Bekannte Shortseller haben bereits aufgegeben

Einer, der bei Short-Wetten auf Tesla bereits verloren hat, ist nicht weniger bekannt als Fraser Perring. Es ist der Gründer des Hedgefonds Muddy Waters Capital, Carson Block. Die "New York Times" zitierte Mitte letzten Jahres aus dem Aktionärsbrief des langjährigen Musk-Kritikers an seine Kunden.

Er offenbarte in dem Brief, dass er die mehrjährige Wette seiner Firma gegen den Elektroautohersteller in den "Himmel" geschickt habe, ohne die Absicht, sie wiederzubeleben. Block gab zu, dass er Musks Fähigkeit unterschätzt habe, Kapital in riesigen Mengen zu beschaffen, sich selbst neu zu erfinden und die Aktionäre in seinen Bann zu ziehen. Und er erklärte auch, was sein Fehler war: "Tesla-Shorts haben sich auf Teslas mangelnde Grösse konzentriert, um bei Elektroautos mit General Motors, Ford, VW und anderen zu konkurrieren. Aber sie haben die falsche Grössenordnung betrachtet." Tesla sei deshalb so hoch bewertet, so Block, weil das Unternehmen mit seinem einzigartigen Ruf in der Lage sei, viele Milliarden für weitere Investitionen zu beschaffen, und Kapitalerhöhungen bei Tesla die Aktie tendenziell weiter nach oben treiben.

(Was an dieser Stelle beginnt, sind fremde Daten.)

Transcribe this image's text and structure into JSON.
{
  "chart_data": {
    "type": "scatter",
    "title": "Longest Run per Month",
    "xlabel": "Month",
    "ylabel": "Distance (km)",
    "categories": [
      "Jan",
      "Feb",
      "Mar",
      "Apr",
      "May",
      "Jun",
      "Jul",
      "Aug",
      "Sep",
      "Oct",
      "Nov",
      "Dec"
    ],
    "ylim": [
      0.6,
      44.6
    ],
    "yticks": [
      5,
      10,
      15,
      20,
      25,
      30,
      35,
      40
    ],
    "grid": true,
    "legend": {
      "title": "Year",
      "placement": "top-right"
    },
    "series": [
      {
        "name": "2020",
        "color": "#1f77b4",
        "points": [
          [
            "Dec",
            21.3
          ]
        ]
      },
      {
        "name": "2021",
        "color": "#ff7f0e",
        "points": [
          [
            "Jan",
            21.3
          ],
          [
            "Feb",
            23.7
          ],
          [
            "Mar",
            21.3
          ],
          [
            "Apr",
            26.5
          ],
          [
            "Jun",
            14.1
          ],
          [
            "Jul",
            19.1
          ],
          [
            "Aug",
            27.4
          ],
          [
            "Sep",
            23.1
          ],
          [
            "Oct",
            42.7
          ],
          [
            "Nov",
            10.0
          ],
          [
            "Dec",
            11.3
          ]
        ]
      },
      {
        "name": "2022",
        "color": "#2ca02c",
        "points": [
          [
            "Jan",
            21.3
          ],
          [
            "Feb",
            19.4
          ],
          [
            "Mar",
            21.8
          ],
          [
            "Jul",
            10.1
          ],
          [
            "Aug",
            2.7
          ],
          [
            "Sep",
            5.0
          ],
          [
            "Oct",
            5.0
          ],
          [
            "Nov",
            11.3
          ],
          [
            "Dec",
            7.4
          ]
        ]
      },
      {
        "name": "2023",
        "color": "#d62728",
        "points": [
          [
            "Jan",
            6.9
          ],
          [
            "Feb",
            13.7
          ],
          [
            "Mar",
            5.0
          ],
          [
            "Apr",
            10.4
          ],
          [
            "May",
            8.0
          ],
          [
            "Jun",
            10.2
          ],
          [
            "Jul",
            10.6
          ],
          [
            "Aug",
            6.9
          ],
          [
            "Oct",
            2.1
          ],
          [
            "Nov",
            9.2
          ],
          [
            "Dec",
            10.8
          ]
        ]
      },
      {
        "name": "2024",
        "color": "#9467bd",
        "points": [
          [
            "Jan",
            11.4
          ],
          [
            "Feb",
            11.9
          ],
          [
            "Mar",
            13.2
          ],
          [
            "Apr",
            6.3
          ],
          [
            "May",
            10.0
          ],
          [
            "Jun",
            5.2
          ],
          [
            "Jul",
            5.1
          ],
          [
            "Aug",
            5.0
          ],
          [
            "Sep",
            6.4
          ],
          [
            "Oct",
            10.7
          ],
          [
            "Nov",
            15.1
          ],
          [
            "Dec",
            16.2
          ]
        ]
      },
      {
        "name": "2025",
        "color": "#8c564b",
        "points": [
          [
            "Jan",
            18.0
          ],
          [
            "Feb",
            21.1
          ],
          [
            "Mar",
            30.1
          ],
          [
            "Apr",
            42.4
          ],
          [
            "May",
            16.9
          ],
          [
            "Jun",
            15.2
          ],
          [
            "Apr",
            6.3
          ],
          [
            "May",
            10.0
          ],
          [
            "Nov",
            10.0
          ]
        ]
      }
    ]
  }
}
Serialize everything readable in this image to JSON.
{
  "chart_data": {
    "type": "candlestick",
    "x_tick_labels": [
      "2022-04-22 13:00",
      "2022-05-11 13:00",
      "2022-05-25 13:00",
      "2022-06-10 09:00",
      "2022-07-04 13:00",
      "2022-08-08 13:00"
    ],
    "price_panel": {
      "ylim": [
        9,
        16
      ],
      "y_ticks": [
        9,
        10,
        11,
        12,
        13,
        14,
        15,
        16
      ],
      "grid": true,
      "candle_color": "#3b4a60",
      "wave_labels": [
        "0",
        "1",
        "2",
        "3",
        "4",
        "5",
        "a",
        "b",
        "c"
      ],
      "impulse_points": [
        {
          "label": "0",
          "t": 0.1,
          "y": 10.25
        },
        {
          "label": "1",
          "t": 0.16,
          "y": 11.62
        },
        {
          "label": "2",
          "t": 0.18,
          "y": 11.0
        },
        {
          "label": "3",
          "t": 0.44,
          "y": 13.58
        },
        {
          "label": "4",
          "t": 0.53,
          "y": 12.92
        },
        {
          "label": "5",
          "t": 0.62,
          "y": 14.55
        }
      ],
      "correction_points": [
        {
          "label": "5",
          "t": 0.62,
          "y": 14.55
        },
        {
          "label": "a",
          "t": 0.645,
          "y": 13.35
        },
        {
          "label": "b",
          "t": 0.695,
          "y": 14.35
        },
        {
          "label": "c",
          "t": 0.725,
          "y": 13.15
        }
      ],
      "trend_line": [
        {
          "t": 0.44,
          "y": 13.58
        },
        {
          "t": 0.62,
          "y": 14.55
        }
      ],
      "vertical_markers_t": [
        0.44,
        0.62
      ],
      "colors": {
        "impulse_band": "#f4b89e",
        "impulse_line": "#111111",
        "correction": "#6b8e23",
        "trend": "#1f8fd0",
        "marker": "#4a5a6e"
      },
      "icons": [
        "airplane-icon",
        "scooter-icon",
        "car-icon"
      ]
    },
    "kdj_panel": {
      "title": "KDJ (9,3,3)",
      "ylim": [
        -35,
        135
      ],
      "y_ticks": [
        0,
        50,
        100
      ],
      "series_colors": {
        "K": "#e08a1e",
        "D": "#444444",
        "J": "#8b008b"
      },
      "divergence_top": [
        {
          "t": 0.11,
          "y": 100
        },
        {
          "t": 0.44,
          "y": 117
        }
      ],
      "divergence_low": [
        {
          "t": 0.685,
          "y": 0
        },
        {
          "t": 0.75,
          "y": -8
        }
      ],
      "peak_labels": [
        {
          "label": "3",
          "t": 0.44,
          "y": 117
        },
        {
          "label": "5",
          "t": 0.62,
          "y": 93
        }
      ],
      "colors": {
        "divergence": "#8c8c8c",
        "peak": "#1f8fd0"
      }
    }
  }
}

Perring wird das Schreiben von Block kennen. Aber er scheint Blocks Einschätzung offensichtlich nicht zu teilen. Ob Perrings aktuelle Wette aufgeht, kann man gespannt verfolgen. Auf dem Profilbild seines Twitter-Accounts zeigt er sich in einer Ritterrüstung mit erhobenem Schwert. Ob er mit der Wette gegen Tesla als strahlender Ritter endet oder als Don Quijote, bleibt offen.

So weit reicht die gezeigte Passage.